Secondly, it presents new editions of important books that have gone out of print. And thirdly, it premieres expertly edited correspondence, diaries, reminiscences, and other writings by participants in the war.
It is a formidable challenge, but by focusing on some of the least familiar dimensions of the conflict, The Civil War in the West significantly broadens our understanding of the nation’s most pivotal and dramatic story.”
—Daniel Sutherland, from the preface of I Do Wish This Cruel War Was Over
“Bailey’s story of atrocities, revenge, adventure, escape, and surrender thrilling to read. Civil War buffs, collectors of memoirs, reenactment units, round tables, and Civil War historians interested in guerrilla warfare or the department of the Trans-Mississippi (which included Texas) will find this work useful and informative.”
—James S. Baugess, The Southwestern Historical Quarterly, July 2008
“Civil War scholars will find Bailey’s memoir valuable, because it is one of the few first-hand accounts of guerrilla activities during the war. Most irregular troops refused to write an account of their wartime experiences because they feared that their brutal actions during the war would lead to retribution. T. Lindsey Baker is to b commended for his editing of the original typescript. The memoir is easy to read and follow.
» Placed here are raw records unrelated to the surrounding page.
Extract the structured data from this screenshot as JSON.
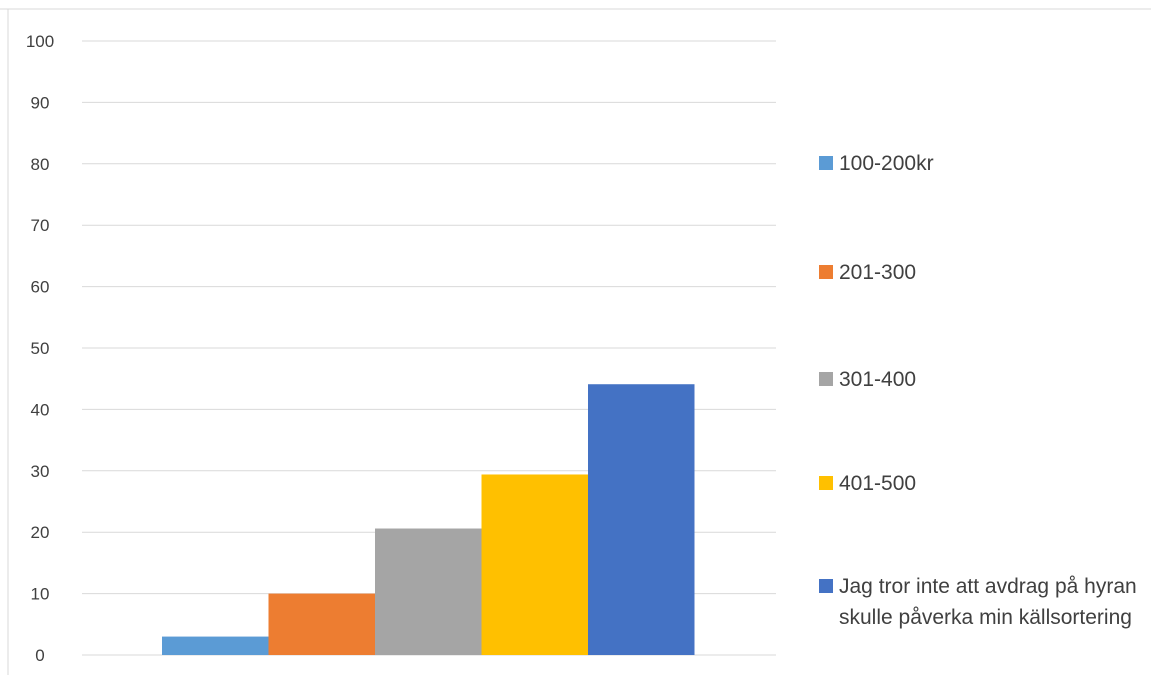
{
  "chart_data": {
    "type": "bar",
    "title": "",
    "xlabel": "",
    "ylabel": "",
    "ylim": [
      0,
      100
    ],
    "yticks": [
      0,
      10,
      20,
      30,
      40,
      50,
      60,
      70,
      80,
      90,
      100
    ],
    "grid": true,
    "legend_position": "right",
    "categories": [
      ""
    ],
    "series": [
      {
        "name": "100-200kr",
        "values": [
          3
        ],
        "color": "#5b9bd5"
      },
      {
        "name": "201-300",
        "values": [
          10
        ],
        "color": "#ed7d31"
      },
      {
        "name": "301-400",
        "values": [
          20.6
        ],
        "color": "#a5a5a5"
      },
      {
        "name": "401-500",
        "values": [
          29.4
        ],
        "color": "#ffc000"
      },
      {
        "name": "Jag tror inte att avdrag på hyran skulle påverka min källsortering",
        "values": [
          44.1
        ],
        "color": "#4472c4"
      }
    ]
  }
}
Baker also deserves praise for documenting the events mentioned in Bailey’s account with over fifty pages of comprehensive notes.”
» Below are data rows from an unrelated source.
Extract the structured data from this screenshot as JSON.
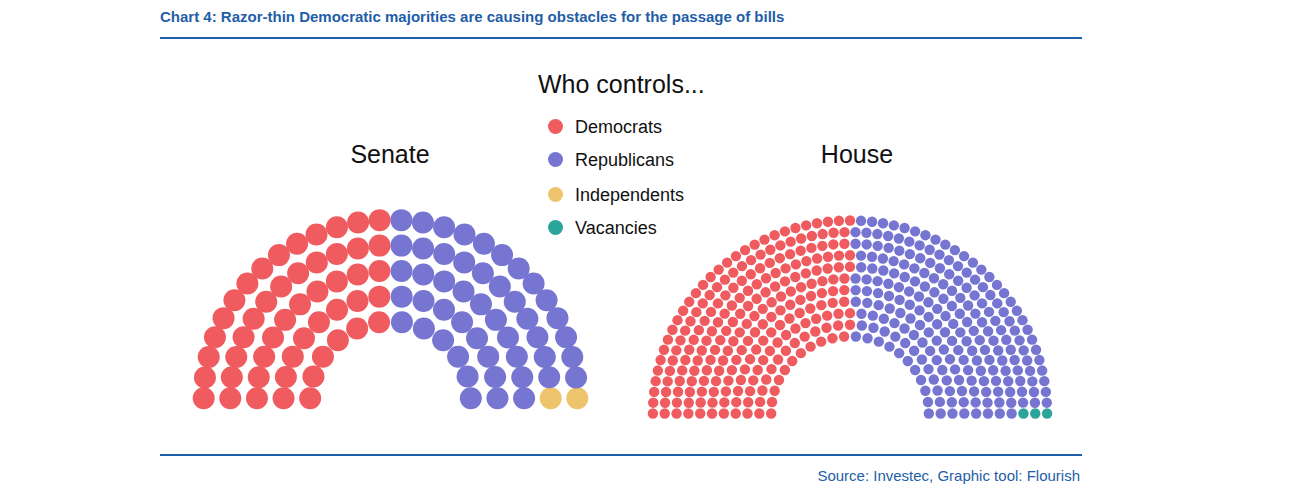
{
  "title": "Chart 4: Razor-thin Democratic majorities are causing obstacles for the passage of bills",
  "legend_title": "Who controls...",
  "source": "Source: Investec, Graphic tool: Flourish",
  "chart_data": [
    {
      "type": "parliament",
      "title": "Senate",
      "categories": [
        "Democrats",
        "Republicans",
        "Independents",
        "Vacancies"
      ],
      "values": [
        50,
        48,
        2,
        0
      ],
      "colors": [
        "#ef5b5f",
        "#7676d2",
        "#edc46b",
        "#2ba59c"
      ]
    },
    {
      "type": "parliament",
      "title": "House",
      "categories": [
        "Democrats",
        "Republicans",
        "Independents",
        "Vacancies"
      ],
      "values": [
        220,
        212,
        0,
        3
      ],
      "colors": [
        "#ef5b5f",
        "#7676d2",
        "#edc46b",
        "#2ba59c"
      ]
    }
  ]
}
—Kenneth W. Howell, The East Texas Historical Journal, July 2008
“…this volume is an expertly done presentation of Arkansas in the war and is heartily recommended for historian and buff alike.”
—William L. Richter, Arkansas Historical Quarterly, Winter 2007
“Bailey’s memoirs offer insight into the relationship of guerilla warfare with military, gender, and social history. His work demonstrates that while these men were sometimes ruthless murderers, they maintained a level of normalcy and sought to defend their homes from what they observed as a foreign intrusion. Bailey’s memoir, most likely written in 1920, is subject to a degree of embellishment, yet it provides an accurate portrayal of the bitter conflict that took place on Arkansas’ home front. Editor T. Lindsay Baker, a Trans-Mississippi scholar, corroborates events using other manuscript sources, which reflect similar occurrences and recollections. He also does a good job of placing the memoir in the larger context of the Civil War with a number of references to surrounding events and participants. Ultimately, Bailey’s memoir describes the Civil War not as a conventional conflict taking place on traditional battlefields, but a bitter struggle between neighbors that engulfed both civilians and soldiers. This memoir, with its references to both the battlefield and the home front, is recommended for those interested in the social and military history of the civil war.”